The correct structural infrastructure for SEO

The attempt to enforce technical shortcuts via arbitrary markdown files testifies to a fundamental misunderstanding of modern indexing mechanisms and LLM crawling. Future information extraction does not require the invention of proprietary file formats operating in the shadow of the human interface. The domain of machines is not decoupled from the domain of humans. Technical reality dictates that the only sustainable infrastructure requires ruthless, clinical execution of the already existing, widespread W3C and Schema.org standards.

The massive neural networks of search engines and the autonomous agents powering AI searches do not reward a website for reducing complexity using hidden text files. They devalue it. They reward content that is architecturally complete and semantically coded directly into the HTML that everyone consumes.

The solution is not to split the database. The solution is semantic coding combined with comprehensive Structured Data (Schema Markup).

Large language models extract entities, define relations, and establish precise context with terrifying speed, but this speed requires orderly conditions. Models operate most efficiently when data is systematically encapsulated in correctly defined JSON-LD (JavaScript Object Notation for Linked Data) scripts. These scripts are placed directly in the <head> section of the exact same HTML page the human user visits. This is an asynchronous delivery of machine-readable context that does not alter the DOM structure, but validates it.

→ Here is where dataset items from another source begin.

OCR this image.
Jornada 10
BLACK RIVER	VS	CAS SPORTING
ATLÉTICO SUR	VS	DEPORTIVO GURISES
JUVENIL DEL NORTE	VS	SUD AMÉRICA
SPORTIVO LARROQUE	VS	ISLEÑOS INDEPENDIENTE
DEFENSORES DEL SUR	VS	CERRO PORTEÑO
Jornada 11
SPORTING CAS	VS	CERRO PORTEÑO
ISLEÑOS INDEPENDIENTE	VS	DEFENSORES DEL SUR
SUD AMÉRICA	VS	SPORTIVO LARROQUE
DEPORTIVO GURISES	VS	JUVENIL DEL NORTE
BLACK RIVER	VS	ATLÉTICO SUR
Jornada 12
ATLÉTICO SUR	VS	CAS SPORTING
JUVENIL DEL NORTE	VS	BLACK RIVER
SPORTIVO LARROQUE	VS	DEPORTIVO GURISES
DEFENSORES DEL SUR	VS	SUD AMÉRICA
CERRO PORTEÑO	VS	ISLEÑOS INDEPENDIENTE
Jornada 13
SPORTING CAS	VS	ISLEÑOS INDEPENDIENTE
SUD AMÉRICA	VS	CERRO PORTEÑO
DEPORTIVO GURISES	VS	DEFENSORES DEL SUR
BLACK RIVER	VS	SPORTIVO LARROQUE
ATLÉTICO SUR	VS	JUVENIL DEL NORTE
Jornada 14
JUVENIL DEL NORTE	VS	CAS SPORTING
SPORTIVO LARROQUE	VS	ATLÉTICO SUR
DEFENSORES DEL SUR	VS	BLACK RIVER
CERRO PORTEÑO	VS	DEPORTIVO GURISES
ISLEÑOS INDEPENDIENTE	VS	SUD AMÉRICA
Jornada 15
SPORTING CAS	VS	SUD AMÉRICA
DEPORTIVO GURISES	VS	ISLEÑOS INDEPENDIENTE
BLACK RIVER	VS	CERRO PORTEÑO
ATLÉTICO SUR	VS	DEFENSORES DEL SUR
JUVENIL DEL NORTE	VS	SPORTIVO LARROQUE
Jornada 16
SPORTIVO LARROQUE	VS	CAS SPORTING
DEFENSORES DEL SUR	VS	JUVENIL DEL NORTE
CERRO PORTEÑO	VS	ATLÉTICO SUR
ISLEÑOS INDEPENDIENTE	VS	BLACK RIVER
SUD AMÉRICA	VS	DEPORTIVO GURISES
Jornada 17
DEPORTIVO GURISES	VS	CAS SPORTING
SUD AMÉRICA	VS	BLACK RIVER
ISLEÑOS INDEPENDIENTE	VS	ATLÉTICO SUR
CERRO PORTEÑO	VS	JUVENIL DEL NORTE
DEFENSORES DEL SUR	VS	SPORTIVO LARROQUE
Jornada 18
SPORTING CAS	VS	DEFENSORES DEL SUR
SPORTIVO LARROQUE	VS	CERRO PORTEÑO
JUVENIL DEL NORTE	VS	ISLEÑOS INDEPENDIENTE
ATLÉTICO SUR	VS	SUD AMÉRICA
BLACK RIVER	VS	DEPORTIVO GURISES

If there is a critical business need to expose API documentation, detailed return policies, complex product catalogs, or FAQ sections to AI crawlers, this information is not formatted away. It is structured.

It is embedded via exhaustive semantic HTML: Tables are used for data matrices. Headers maintain an unbreakable, logical hierarchy strictly down from <h1> through <h6> without skipping levels. Lists are coded as actual <ul> or <ol> elements to define sequences and collections. Through this methodology, the document’s DOM tree supplies both the asynchronous LLM crawler and the visual web browser with a mathematically identical information picture.

Danny Sullivan, Google Search Liaison, has formally emphasized exactly this principle: Optimizing for AI requires absolutely no deviations from traditional, rigid SEO practices, as algorithms are programmed to reward the architecture that serves content most accurately for the human eye.

This solves the core issue and neutralizes every conceivable risk.

When the machine extracts its vectors from the exact same source code the browser parses, the possibility of cloaking is automatically eliminated. The search engine sees precisely the unadulterated content it will eventually cite for the end user in its output, instantly validating the technical authenticity of the source.

Furthermore, this practice completely obsoletes the asymmetrical maintenance burden that plagues parallel structures. The webmaster is freed from manually updating a static, inaccessible llms.txt file and an uncontrollable volume of hidden .md documents every single time a headline or a price is adjusted on the website. The CMS (Content Management System) serves as the single source of truth. When the core data is updated, the change is instantly reflected in the visual frontend, in the JSON-LD markup, and in the site’s native XML sitemaps.

The implementation of an isolated infrastructure specifically targeting artificial intelligence contradicts every architectural and logical principle within long-term technical SEO. It is unsupported in production, its proliferation is a mirage conjured by misread log files, and it establishes a server setup that indexing algorithms decode as an actual attempt at manipulation.